History
The Rothamsted Experimental Station was founded in 1843 by John Bennet Lawes on his inherited 16th century estate, Rothamsted Manor, to investigate the impact of inorganic and organic fertilizers on crop yield. Lawes, a noted Victorian era entrepreneur and scientist, had founded one of the first artificial fertilizer manufacturing factories one year earlier in 1842.
Appointing a young chemist, Joseph Henry Gilbert, as his scientific collaborator, Lawes launched the first of a series of long-term field experiments, some of which continue to this day. Over the next 57 years, Lawes and Gilbert established the foundations of modern scientific agriculture and the principles of crop nutrition.

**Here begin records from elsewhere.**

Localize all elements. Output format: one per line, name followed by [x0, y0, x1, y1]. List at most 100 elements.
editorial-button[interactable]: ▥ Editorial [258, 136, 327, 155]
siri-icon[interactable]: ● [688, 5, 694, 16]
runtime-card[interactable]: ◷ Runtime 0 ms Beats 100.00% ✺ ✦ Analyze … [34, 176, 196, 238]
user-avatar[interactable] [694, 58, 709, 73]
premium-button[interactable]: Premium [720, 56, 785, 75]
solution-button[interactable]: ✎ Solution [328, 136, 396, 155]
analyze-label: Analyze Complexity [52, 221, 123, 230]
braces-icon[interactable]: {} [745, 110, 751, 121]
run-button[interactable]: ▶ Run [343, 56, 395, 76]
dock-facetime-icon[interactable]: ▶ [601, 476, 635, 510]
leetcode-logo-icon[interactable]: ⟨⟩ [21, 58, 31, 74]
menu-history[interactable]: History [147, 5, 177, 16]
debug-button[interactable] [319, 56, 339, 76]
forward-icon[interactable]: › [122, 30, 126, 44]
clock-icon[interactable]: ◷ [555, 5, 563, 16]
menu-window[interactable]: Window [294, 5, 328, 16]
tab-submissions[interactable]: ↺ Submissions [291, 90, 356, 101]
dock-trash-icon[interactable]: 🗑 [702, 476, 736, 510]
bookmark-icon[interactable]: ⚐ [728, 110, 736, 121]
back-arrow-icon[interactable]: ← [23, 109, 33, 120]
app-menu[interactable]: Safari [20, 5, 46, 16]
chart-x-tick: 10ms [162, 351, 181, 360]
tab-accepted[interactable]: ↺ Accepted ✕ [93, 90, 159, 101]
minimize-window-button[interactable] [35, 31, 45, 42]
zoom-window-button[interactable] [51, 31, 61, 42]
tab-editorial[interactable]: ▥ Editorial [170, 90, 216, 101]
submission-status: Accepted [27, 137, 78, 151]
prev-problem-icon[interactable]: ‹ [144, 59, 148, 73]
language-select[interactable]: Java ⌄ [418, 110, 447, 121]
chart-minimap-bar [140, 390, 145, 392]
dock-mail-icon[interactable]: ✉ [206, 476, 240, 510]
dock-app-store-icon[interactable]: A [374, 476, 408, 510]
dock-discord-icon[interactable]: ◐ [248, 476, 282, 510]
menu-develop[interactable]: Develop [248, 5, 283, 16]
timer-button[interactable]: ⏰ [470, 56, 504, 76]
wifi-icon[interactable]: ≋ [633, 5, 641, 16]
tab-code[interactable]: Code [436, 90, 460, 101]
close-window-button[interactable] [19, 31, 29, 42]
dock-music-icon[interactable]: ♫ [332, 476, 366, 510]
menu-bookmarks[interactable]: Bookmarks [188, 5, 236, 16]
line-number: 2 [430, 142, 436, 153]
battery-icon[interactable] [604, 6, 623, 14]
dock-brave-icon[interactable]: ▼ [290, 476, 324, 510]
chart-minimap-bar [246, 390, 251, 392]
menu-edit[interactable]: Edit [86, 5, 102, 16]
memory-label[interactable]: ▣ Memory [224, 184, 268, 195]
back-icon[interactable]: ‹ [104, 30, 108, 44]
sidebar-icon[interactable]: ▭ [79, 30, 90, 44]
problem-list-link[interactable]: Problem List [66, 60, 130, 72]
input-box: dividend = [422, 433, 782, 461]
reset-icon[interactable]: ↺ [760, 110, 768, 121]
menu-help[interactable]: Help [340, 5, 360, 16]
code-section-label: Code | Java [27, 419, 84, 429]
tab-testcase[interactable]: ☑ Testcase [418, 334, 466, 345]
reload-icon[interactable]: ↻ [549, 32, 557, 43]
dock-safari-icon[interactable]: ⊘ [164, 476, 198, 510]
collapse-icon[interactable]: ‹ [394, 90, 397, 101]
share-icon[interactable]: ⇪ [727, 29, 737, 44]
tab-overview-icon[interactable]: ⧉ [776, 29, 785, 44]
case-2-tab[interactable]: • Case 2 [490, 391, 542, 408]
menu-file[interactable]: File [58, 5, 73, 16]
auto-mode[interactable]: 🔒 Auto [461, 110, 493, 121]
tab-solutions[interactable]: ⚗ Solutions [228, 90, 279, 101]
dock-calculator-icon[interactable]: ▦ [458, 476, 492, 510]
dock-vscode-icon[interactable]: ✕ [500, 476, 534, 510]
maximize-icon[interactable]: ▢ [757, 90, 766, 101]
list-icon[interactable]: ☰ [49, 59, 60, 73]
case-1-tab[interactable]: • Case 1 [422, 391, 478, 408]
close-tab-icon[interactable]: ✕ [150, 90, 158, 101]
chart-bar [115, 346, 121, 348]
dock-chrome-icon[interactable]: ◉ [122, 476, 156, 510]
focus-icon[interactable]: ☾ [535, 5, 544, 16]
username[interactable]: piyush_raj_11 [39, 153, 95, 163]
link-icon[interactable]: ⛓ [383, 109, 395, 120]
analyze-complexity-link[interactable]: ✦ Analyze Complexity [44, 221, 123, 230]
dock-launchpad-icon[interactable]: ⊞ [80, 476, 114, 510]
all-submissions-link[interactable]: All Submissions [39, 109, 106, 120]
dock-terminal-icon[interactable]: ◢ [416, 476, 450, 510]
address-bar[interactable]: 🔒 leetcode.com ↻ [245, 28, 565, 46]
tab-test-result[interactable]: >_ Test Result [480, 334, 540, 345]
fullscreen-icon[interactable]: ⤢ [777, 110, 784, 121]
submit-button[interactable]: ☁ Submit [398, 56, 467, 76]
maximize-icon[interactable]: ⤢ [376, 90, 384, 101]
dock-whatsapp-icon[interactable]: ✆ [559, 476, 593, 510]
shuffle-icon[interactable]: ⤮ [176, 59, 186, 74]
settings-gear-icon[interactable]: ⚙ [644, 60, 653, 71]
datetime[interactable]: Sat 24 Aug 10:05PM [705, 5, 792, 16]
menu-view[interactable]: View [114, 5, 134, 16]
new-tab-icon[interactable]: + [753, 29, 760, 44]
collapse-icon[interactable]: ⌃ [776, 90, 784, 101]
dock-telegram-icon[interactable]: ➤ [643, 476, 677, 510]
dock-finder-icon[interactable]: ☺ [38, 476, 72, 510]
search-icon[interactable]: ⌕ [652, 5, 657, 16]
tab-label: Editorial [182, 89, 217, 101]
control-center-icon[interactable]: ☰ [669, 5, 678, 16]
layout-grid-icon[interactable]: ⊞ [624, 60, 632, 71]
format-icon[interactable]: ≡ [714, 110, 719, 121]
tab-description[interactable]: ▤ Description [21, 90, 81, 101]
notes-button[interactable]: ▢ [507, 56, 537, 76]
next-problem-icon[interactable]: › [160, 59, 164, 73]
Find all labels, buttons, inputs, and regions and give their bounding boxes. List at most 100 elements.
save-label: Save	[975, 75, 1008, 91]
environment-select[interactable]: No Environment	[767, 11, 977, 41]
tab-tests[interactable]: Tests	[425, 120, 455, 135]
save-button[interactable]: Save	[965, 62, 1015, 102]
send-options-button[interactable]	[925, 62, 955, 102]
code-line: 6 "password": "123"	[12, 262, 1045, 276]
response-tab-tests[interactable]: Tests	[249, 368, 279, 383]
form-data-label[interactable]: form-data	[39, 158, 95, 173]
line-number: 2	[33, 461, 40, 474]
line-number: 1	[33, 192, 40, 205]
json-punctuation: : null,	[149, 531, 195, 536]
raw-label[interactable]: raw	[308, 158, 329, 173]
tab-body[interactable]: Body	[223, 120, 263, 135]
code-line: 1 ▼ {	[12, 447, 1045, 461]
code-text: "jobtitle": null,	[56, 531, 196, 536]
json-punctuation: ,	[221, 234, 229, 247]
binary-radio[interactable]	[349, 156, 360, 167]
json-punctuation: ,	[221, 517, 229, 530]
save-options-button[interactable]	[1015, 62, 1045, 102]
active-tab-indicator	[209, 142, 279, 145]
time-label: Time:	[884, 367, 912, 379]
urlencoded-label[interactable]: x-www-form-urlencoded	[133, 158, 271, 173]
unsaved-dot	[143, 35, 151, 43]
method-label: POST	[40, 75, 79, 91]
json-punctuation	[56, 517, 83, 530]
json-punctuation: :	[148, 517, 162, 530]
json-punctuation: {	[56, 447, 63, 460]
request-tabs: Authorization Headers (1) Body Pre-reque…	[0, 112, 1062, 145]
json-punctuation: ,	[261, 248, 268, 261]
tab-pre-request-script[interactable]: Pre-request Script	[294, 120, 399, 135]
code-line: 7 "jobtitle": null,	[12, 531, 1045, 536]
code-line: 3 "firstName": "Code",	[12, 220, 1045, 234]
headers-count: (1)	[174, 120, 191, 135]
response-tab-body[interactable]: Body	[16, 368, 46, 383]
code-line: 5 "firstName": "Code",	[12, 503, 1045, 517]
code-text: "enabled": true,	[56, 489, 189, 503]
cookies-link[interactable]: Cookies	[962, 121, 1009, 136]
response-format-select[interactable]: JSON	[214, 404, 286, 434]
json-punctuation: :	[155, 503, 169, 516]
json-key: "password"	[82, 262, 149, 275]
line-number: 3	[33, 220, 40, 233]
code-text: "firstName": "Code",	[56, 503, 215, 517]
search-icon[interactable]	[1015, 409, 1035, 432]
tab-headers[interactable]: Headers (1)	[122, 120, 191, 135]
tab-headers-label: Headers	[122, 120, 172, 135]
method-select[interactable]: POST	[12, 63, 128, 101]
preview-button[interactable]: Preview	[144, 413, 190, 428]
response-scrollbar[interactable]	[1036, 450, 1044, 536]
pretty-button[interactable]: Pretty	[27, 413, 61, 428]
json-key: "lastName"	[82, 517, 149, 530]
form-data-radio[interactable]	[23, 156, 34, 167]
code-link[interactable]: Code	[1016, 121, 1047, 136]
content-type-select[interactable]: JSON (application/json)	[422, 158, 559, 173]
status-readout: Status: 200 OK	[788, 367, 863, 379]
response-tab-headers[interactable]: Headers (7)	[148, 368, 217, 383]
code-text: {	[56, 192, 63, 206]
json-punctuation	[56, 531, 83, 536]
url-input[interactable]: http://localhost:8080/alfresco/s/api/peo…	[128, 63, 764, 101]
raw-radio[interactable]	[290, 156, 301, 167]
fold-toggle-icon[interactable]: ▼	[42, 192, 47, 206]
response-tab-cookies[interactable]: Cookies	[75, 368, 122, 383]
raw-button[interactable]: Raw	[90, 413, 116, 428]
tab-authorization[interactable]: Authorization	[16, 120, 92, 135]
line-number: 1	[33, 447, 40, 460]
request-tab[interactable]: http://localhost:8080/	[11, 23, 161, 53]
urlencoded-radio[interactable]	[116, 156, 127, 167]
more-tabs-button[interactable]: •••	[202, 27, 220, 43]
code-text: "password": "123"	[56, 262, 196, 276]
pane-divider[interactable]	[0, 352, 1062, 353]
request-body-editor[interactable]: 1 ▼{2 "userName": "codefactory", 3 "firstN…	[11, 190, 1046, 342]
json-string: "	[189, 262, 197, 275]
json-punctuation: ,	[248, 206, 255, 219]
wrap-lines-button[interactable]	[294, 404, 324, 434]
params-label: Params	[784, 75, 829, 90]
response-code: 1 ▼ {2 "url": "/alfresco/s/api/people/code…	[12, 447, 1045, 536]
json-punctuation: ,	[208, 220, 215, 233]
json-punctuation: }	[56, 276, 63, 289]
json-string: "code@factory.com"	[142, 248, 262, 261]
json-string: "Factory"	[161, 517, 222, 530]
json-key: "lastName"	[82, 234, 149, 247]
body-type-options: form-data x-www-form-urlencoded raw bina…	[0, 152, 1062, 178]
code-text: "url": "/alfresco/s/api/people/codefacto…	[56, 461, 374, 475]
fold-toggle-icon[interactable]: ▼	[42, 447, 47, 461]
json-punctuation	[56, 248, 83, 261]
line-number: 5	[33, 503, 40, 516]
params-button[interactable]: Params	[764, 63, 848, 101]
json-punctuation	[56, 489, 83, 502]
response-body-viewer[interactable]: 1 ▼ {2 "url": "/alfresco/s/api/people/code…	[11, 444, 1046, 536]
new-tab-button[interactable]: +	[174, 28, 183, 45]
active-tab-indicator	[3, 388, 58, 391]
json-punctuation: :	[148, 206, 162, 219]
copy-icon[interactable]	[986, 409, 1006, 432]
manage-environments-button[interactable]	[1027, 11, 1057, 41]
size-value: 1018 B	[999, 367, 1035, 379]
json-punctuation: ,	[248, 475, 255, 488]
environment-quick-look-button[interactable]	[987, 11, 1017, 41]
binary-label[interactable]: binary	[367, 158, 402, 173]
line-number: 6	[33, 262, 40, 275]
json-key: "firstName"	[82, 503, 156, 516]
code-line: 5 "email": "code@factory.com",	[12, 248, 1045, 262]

In 1902 Daniel Hall moved from Wye College to become director. Hall took a lower salary to join an establishment lacking money, staff, and direction. Hall decided that Rothamsted needed to specialise and that it needed new sources of finance. He was eventually successful in obtaining state support for agricultural research. In 1912 John Russell who had come from Wye in 1907 took over as director and continued in the post until 1943. Russell saw through a major expansion in the 1920s. In 1943 Russell retired and was replaced by Sir William Gammie Ogg. During Ogg's directorship which ended in 1958 the number of staff increased from 140 to 471 and new departments of biochemistry, nematology, and pedology were formed.